То, что предпочло бы несуществованье,
Безопасным ли считает сумеречный, серый свой приют?[14]
Так могли бы мне прошептать, но для врачей был только один выход – бритая голова и глаза, огромные, темные, всматривающиеся во мрак.
«Возжелай превращенья! Пламенея, беспечалье познай!», – но беда в том, что слишком часто этим пламенем был нож для колки льда.
25
Каждый месяц к нам в больницу из института, что находился в городе, приезжала группа женщин, которых мы называли «тетеньками». Как правило, они были средних лет, в фетровых шляпах, в крепких туфлях на толстом каблуке, с большими сумками одинакового коричневого цвета, которые закрывались на замок с завитками из тусклой латуни, и, чтобы открыть, требовалось с усилием его повернуть, как будто поворачивая кран с водой. От тетенек пахло как от школьных учительниц на пенсии, смесью утраты и любви, схемами со стрелочками и мелким шрифтом со звездочкой, указывающим на текст внизу страницы, который был стерт. Во время осмотра общих залов они держались скромно, стайкой и, прежде чем обратиться к пациентке, смущенно, украдкой оглядывались. Они не знали, что и как говорить, обращаясь к нам; кто-то когда-то им сказал, что нужно все время улыбаться, вот они и улыбались застывшей улыбкой.
Мы чувствовали свою власть над ними, и некоторые из нас относились к ним с придирчивым презрением, потому что они, похоже, не могли решить, глухие мы, немые, умственно неполноценные или все вместе, поэтому, когда обращались к нам, повышали голоса, утрированно шевелили губами, выбирали самые простые слова, чтобы мы уж наверняка поняли. Иногда они помогали себе жестами, как будто мы были иностранцами, а они собирались посетить нашу страну и им очень нужно было научиться разговаривать на нашем языке. Им так хотелось чувствовать себя с нами непринужденно, получать радушный прием, сидеть и по-дружески болтать с нами. Их желание, чтобы их окружали улыбающиеся лица и радостные возгласы приветствия, вызывало презрение.
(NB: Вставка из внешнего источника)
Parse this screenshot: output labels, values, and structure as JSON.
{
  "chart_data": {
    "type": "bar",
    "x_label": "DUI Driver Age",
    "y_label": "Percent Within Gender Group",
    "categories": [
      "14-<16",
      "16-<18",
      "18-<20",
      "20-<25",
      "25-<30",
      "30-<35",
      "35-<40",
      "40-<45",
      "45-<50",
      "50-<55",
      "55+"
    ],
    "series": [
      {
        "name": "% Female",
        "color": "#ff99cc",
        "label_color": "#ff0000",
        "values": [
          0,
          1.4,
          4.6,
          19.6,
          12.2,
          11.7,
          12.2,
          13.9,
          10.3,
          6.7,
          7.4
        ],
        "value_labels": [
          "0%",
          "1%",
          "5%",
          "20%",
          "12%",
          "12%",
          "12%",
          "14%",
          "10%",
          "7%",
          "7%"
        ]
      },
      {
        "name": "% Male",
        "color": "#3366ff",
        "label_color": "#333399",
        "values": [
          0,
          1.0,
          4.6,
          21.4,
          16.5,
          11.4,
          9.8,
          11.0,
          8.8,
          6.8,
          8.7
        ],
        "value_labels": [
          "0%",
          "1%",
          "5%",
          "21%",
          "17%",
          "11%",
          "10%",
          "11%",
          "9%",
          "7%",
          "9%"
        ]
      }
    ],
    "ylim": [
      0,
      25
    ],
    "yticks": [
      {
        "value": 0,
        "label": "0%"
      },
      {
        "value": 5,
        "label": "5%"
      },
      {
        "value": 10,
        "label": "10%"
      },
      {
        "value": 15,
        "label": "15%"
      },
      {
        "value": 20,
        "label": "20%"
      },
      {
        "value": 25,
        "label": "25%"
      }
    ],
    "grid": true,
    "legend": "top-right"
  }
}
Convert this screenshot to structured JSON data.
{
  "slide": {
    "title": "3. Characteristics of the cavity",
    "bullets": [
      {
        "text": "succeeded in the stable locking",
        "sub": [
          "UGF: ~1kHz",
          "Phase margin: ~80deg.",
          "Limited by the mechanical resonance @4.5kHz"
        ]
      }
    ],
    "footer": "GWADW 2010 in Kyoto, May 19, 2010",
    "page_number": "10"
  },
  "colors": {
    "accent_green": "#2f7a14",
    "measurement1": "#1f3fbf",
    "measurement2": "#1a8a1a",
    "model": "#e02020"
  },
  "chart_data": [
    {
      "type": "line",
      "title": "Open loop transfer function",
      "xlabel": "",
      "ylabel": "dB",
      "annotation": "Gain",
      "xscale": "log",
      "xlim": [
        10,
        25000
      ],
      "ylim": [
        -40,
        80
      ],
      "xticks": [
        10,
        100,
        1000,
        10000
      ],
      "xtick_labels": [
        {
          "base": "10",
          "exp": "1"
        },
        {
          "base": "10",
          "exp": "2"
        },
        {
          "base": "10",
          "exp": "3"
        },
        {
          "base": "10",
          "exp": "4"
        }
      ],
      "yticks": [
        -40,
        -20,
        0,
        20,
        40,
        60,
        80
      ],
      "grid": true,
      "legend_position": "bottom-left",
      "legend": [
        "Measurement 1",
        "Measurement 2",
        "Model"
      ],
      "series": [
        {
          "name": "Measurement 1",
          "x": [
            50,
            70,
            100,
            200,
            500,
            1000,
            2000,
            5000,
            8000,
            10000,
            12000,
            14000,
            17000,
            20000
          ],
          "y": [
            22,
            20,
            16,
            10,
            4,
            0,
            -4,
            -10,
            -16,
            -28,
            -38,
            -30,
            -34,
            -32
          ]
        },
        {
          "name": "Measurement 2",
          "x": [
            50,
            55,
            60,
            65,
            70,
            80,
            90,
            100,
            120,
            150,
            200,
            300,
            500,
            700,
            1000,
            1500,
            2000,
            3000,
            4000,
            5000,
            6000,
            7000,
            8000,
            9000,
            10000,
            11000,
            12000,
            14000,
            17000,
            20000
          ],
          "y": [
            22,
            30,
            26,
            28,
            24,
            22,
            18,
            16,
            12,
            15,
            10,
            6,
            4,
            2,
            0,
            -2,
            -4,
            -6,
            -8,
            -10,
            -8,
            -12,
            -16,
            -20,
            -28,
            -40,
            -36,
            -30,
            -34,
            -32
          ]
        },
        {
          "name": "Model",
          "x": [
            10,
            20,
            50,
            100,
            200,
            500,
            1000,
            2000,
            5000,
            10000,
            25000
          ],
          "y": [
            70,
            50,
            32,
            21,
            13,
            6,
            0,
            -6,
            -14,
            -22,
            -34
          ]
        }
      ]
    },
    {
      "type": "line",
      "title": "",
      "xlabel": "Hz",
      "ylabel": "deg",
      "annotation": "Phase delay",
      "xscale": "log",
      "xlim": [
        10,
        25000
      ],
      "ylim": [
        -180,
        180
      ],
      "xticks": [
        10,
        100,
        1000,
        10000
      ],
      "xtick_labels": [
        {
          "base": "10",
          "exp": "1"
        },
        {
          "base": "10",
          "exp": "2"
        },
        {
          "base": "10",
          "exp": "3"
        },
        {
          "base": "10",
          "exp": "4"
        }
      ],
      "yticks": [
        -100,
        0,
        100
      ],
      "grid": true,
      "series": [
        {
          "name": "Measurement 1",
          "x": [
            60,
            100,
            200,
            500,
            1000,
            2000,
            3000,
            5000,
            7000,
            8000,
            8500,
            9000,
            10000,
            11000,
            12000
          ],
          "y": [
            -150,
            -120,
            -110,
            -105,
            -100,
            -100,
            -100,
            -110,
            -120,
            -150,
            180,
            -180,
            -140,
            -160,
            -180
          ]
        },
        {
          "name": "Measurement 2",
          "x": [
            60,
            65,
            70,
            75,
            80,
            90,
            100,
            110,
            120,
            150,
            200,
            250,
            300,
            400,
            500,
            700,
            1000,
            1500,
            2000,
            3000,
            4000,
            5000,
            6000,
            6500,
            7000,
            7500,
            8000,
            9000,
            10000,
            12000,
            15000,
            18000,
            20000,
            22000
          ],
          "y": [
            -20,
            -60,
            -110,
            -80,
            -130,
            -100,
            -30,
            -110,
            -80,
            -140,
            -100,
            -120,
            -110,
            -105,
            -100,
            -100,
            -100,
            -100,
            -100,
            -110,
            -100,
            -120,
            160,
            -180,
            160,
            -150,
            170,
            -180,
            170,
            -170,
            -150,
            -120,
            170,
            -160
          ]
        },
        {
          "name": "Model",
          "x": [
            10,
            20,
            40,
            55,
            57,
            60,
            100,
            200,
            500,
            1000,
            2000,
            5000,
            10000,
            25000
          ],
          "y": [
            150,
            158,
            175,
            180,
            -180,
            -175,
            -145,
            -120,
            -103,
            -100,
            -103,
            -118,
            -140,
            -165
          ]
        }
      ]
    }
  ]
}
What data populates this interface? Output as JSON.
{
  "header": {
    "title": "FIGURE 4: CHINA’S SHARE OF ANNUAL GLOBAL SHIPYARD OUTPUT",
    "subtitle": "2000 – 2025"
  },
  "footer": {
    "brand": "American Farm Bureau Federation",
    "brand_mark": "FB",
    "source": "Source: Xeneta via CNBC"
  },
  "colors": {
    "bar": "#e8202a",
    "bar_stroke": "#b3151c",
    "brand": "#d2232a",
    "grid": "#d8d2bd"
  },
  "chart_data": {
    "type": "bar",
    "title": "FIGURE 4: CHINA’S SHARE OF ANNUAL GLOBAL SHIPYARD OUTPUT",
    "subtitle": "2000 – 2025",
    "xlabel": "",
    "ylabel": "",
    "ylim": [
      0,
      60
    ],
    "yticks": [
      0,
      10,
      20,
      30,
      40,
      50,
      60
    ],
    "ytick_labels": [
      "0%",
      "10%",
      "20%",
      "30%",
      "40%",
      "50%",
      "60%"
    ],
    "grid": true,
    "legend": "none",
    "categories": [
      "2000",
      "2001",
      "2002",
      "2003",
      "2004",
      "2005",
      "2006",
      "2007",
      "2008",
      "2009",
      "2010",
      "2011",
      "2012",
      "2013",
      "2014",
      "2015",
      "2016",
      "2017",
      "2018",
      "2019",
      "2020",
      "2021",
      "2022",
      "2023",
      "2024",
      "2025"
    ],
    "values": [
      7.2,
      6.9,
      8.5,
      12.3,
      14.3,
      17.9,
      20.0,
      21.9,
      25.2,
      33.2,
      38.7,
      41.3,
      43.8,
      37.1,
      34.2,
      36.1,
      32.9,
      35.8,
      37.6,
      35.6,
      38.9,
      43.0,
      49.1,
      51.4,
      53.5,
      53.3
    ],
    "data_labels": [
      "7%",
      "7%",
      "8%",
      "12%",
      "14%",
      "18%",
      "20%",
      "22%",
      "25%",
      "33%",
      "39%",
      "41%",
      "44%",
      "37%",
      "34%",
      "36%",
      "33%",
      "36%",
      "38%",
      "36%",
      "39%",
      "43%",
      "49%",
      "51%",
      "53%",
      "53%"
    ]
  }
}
Представить, как эти тетеньки цепляются за свои сумки, сидят целыми днями в больничной швейной мастерской или бродят по двору, не представляло особого труда; иногда казалось, что они потому и приезжали в больницу, что чувствовали сродство с нами.
«Здравствуйте! – восклицали они с душевностью, которая не могла скрыть их страх. – Хотите конфетку?» Доставали мешок конфет, доверчиво предлагали все сразу и, потрясенные, досадливо цокая, натужно улыбались, когда у них из рук выхватывали все подношение.
Благодарного собеседника они получали лишь в лице Кэрол. Все остальные, хотя и набрасывались на предложенные сладости, вели себя подозрительно и враждебно, особенно потому, что тетеньки слишком часто говорили невпопад, задавали слишком много вопросов, на которые не могло быть ответа, и пытались подбодрить людей, которые провели в больнице двадцать или тридцать лет, словами «Ну ничего, скоро уже домой, так ведь?». Кэрол говорила с ними, не сдерживаясь, без подозрительности, рассказывала о том, что делалось в отделении, делилась своими мечтами, что скоро она выйдет замуж и «выберется к чертям из этой дыры».